Among elite consumer products, it’s hard to imagine a more hard-luck case than that of race skis in America. A mere 25 years ago if you had any pretensions at all of being an expert they were the only game in town. Now they’re not even considered in the discussion of the best all-around skis.
This is nuts. Today’s race skis aren’t cathode ray tubes, transistors or telex machines. Race skis continue to represent the very highest achievement in the art of ski making. Brands like Head, Stöckli, Atomic and Fischer are obsessed with making the most immaculate race skis they can concoct because that’s where you’ve got to have your A game in order to compete.
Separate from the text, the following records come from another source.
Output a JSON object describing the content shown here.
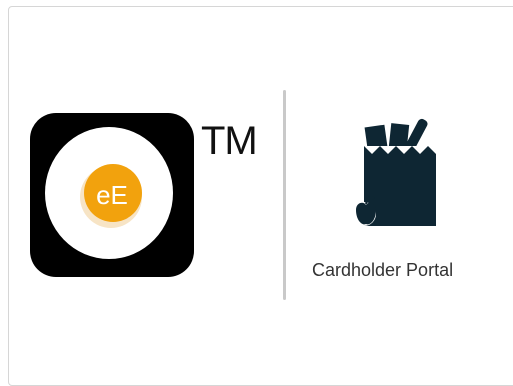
{
  "brand": {
    "logo_icon": "ebt-edge-egg-logo",
    "logo_text": "eE",
    "trademark": "TM"
  },
  "portal": {
    "icon": "grocery-bag-icon",
    "label": "Cardholder Portal"
  },
  "colors": {
    "logo_black": "#000000",
    "yolk_orange": "#f2a20d",
    "bag_navy": "#0e2633",
    "divider_gray": "#c9c9c9",
    "label_text": "#333333"
  }
}
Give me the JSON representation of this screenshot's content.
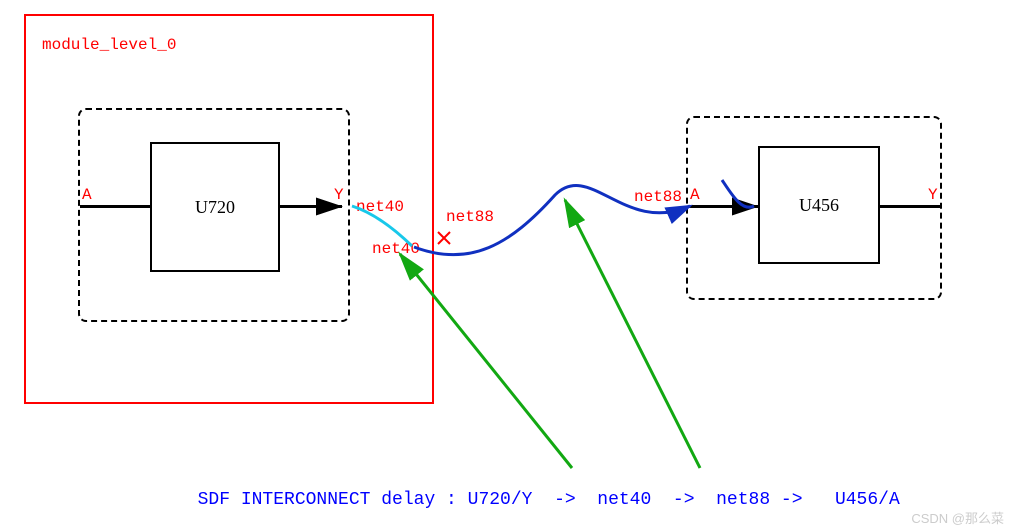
{
  "module": {
    "name": "module_level_0"
  },
  "cells": {
    "left": {
      "name": "U720",
      "pinA": "A",
      "pinY": "Y"
    },
    "right": {
      "name": "U456",
      "pinA": "A",
      "pinY": "Y"
    }
  },
  "nets": {
    "n40_top": "net40",
    "n40_bottom": "net40",
    "n88_left": "net88",
    "n88_right": "net88"
  },
  "caption_parts": {
    "prefix": "SDF INTERCONNECT delay : ",
    "u_from": "U720/Y",
    "arr1": "  ->  ",
    "net40": "net40",
    "arr2": "  ->  ",
    "net88": "net88",
    "arr3": " ->   ",
    "u_to": "U456/A"
  },
  "watermark": "CSDN @那么菜"
}
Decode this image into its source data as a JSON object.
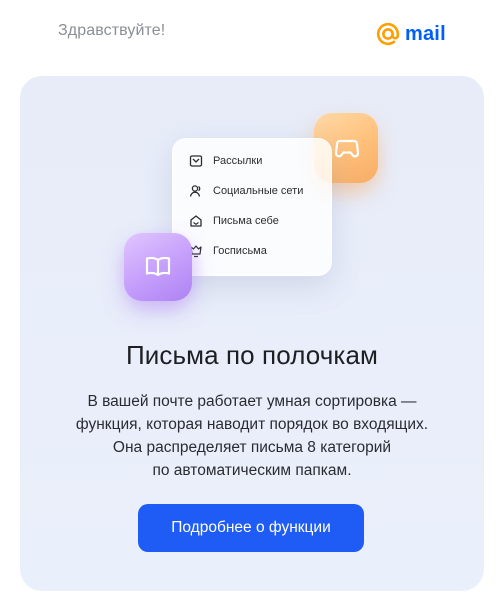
{
  "header": {
    "greeting": "Здравствуйте!",
    "logo_text": "mail",
    "logo_color": "#005ff9",
    "logo_accent": "#ff9e00"
  },
  "promo": {
    "menu_items": [
      {
        "label": "Рассылки",
        "icon": "newsletter-icon"
      },
      {
        "label": "Социальные сети",
        "icon": "social-networks-icon"
      },
      {
        "label": "Письма себе",
        "icon": "letters-to-self-icon"
      },
      {
        "label": "Госписьма",
        "icon": "government-letters-icon"
      }
    ],
    "tiles": [
      {
        "name": "games-tile",
        "icon": "gamepad-icon",
        "color": "#ffc07a"
      },
      {
        "name": "education-tile",
        "icon": "book-icon",
        "color": "#c59dfb"
      }
    ],
    "title": "Письма по полочкам",
    "description_lines": [
      "В вашей почте работает умная сортировка —",
      "функция, которая наводит порядок во входящих.",
      "Она распределяет письма 8 категорий",
      "по автоматическим папкам."
    ],
    "cta_label": "Подробнее о функции",
    "cta_color": "#1f5cf6"
  }
}
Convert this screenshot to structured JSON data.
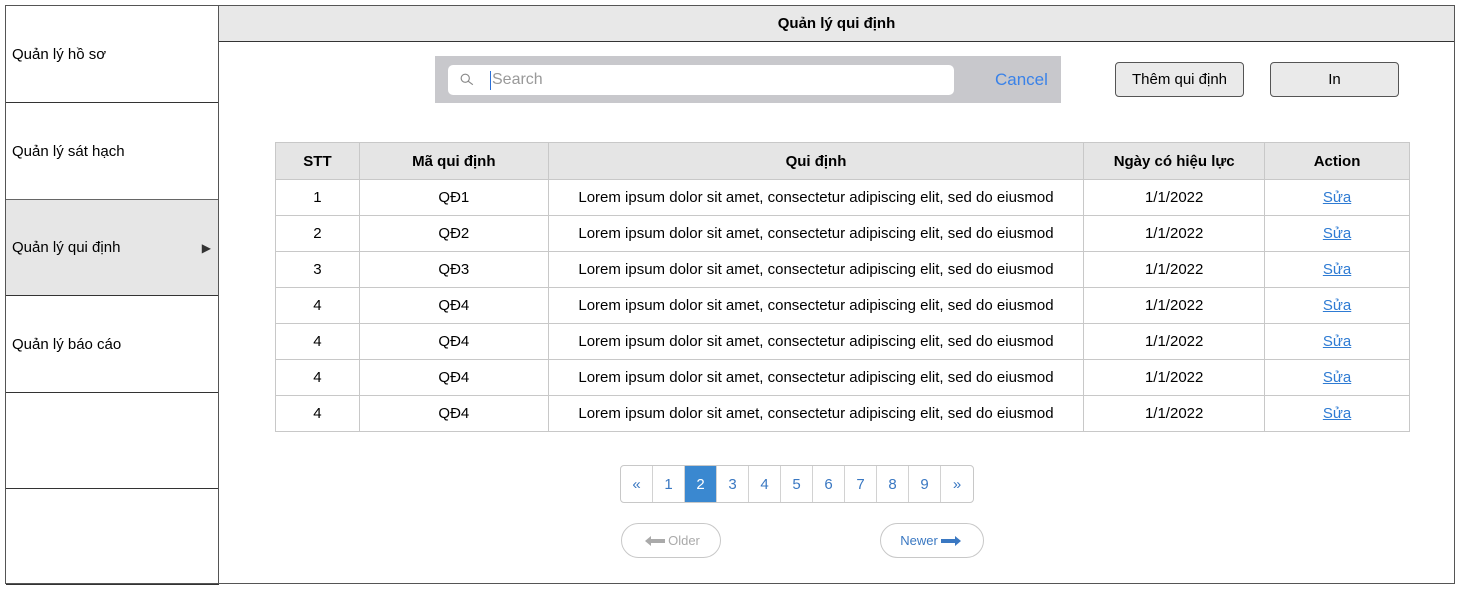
{
  "sidebar": {
    "items": [
      {
        "label": "Quản lý hồ sơ"
      },
      {
        "label": "Quản lý sát hạch"
      },
      {
        "label": "Quản lý qui định",
        "arrow": "▶"
      },
      {
        "label": "Quản lý báo cáo"
      },
      {
        "label": ""
      },
      {
        "label": ""
      }
    ]
  },
  "header": {
    "title": "Quản lý qui định"
  },
  "search": {
    "placeholder": "Search",
    "cancel_label": "Cancel"
  },
  "toolbar": {
    "add_label": "Thêm qui định",
    "print_label": "In"
  },
  "table": {
    "headers": [
      "STT",
      "Mã qui định",
      "Qui định",
      "Ngày có hiệu lực",
      "Action"
    ],
    "rows": [
      {
        "stt": "1",
        "code": "QĐ1",
        "rule": "Lorem ipsum dolor sit amet, consectetur adipiscing elit, sed do eiusmod",
        "date": "1/1/2022",
        "action": "Sửa"
      },
      {
        "stt": "2",
        "code": "QĐ2",
        "rule": "Lorem ipsum dolor sit amet, consectetur adipiscing elit, sed do eiusmod",
        "date": "1/1/2022",
        "action": "Sửa"
      },
      {
        "stt": "3",
        "code": "QĐ3",
        "rule": "Lorem ipsum dolor sit amet, consectetur adipiscing elit, sed do eiusmod",
        "date": "1/1/2022",
        "action": "Sửa"
      },
      {
        "stt": "4",
        "code": "QĐ4",
        "rule": "Lorem ipsum dolor sit amet, consectetur adipiscing elit, sed do eiusmod",
        "date": "1/1/2022",
        "action": "Sửa"
      },
      {
        "stt": "4",
        "code": "QĐ4",
        "rule": "Lorem ipsum dolor sit amet, consectetur adipiscing elit, sed do eiusmod",
        "date": "1/1/2022",
        "action": "Sửa"
      },
      {
        "stt": "4",
        "code": "QĐ4",
        "rule": "Lorem ipsum dolor sit amet, consectetur adipiscing elit, sed do eiusmod",
        "date": "1/1/2022",
        "action": "Sửa"
      },
      {
        "stt": "4",
        "code": "QĐ4",
        "rule": "Lorem ipsum dolor sit amet, consectetur adipiscing elit, sed do eiusmod",
        "date": "1/1/2022",
        "action": "Sửa"
      }
    ]
  },
  "pagination": {
    "prev": "«",
    "pages": [
      "1",
      "2",
      "3",
      "4",
      "5",
      "6",
      "7",
      "8",
      "9"
    ],
    "current": "2",
    "next": "»",
    "older_label": "Older",
    "newer_label": "Newer"
  },
  "colors": {
    "link": "#2e7bd3",
    "active_page": "#3a88d0",
    "cancel": "#3a82e8"
  }
}
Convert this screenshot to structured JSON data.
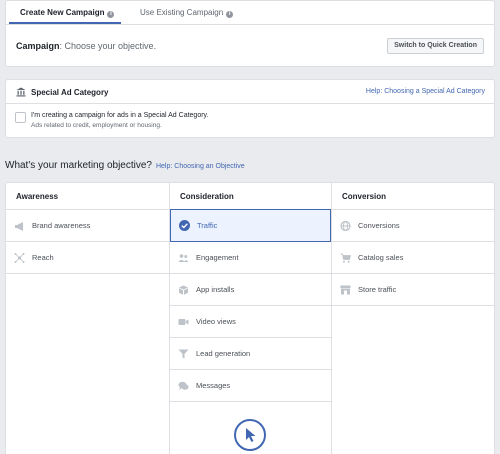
{
  "tabs": {
    "create_label": "Create New Campaign",
    "existing_label": "Use Existing Campaign",
    "info": "i"
  },
  "campaign": {
    "label": "Campaign",
    "subtitle": ": Choose your objective.",
    "quick_creation_label": "Switch to Quick Creation"
  },
  "special_ad": {
    "title": "Special Ad Category",
    "help_label": "Help: Choosing a Special Ad Category",
    "checkbox_label": "I'm creating a campaign for ads in a Special Ad Category.",
    "note": "Ads related to credit, employment or housing.",
    "checked": false
  },
  "objective": {
    "heading": "What's your marketing objective?",
    "help_label": "Help: Choosing an Objective"
  },
  "columns": [
    {
      "title": "Awareness",
      "items": [
        {
          "label": "Brand awareness",
          "icon": "megaphone-icon"
        },
        {
          "label": "Reach",
          "icon": "reach-icon"
        }
      ]
    },
    {
      "title": "Consideration",
      "items": [
        {
          "label": "Traffic",
          "icon": "check-circle-icon",
          "selected": true
        },
        {
          "label": "Engagement",
          "icon": "people-icon"
        },
        {
          "label": "App installs",
          "icon": "box-icon"
        },
        {
          "label": "Video views",
          "icon": "video-icon"
        },
        {
          "label": "Lead generation",
          "icon": "funnel-icon"
        },
        {
          "label": "Messages",
          "icon": "chat-icon"
        }
      ]
    },
    {
      "title": "Conversion",
      "items": [
        {
          "label": "Conversions",
          "icon": "globe-icon"
        },
        {
          "label": "Catalog sales",
          "icon": "cart-icon"
        },
        {
          "label": "Store traffic",
          "icon": "store-icon"
        }
      ]
    }
  ],
  "colors": {
    "accent": "#4267b2",
    "icon_gray": "#bec3c9",
    "selected_bg": "#ecf3ff"
  }
}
Yet in the USA race skis are like rare flowers that bloom only once a year – on a fall “Race Night” at your local specialty shop, usually aimed at the adolescent competitor – then lie dormant. Even America’s premier ski maker, K2, who once sponsored World Cup champions like the fabled Mahre twins, dropped racing completely shortly after providing a young Bode Miller with his first shaped skis. The brand proceeded to ascend to the number one sales position in the U.S., so it’s absence from the race community didn’t seem to have any negative effects.
The shunning of race skis in this great land of ours is a crime so commonplace it passes unnoticed. Fortunately, it’s correctable, and the solution lies behind the eyeballs reading this sentence. Ask for these skis. Better yet, demand them. Better still, order them. If you want to experience the best skis made, you have to raise your hand and place your bid.
When America rediscovers race skis, what they’ll find is a multi-tiered matrix of models headlined by the honest-to-God, FIS-blessed competition skis that are of limited availability and rightly so. One step to the side are competition-grade skis that don’t conform to current FIS rules (or to anyone’s idea of an off-piste ski) and require Level 10 talent to manage.
While we usually end up with a couple of these thoroughbreds in our corral, most of the non-FIS race skis we examine here are known in the vernacular as “citizen race” skis. They deploy all the technology found in World Cup start houses, but add a little more shape and thin the profile or otherwise dial down the stiffness so people who don’t train incessantly can bend them. Although these are all competition-quality skis, each with a technological edge that’s supposedly just an teensy bit better than the other guys’ gizmos, when skied side-by-side they’re much more alike than they are different.
Our field is made up of roughly equal parts of slalom and giant slalom models, yet our panel routinely awards SL models its highest scores. This is mostly attributable to sidecut: it’s easier to let a SL ski make a long turn than to wrest a short turn out of a GS. That said, there’s nothing like putting all thoughts of short turns aside and barreling downhill on a ski that’s so stable, 60mph feels like 35.
Because this field prizes power and precision above all attributes, we’ve listed our Recommended models according to their Power ranking. While each ski’s aggregate Finesse grades are also given, they did not influence position on this list. All these skis are excellent, so distinctions among them aren’t about quality, but nuances in behavior.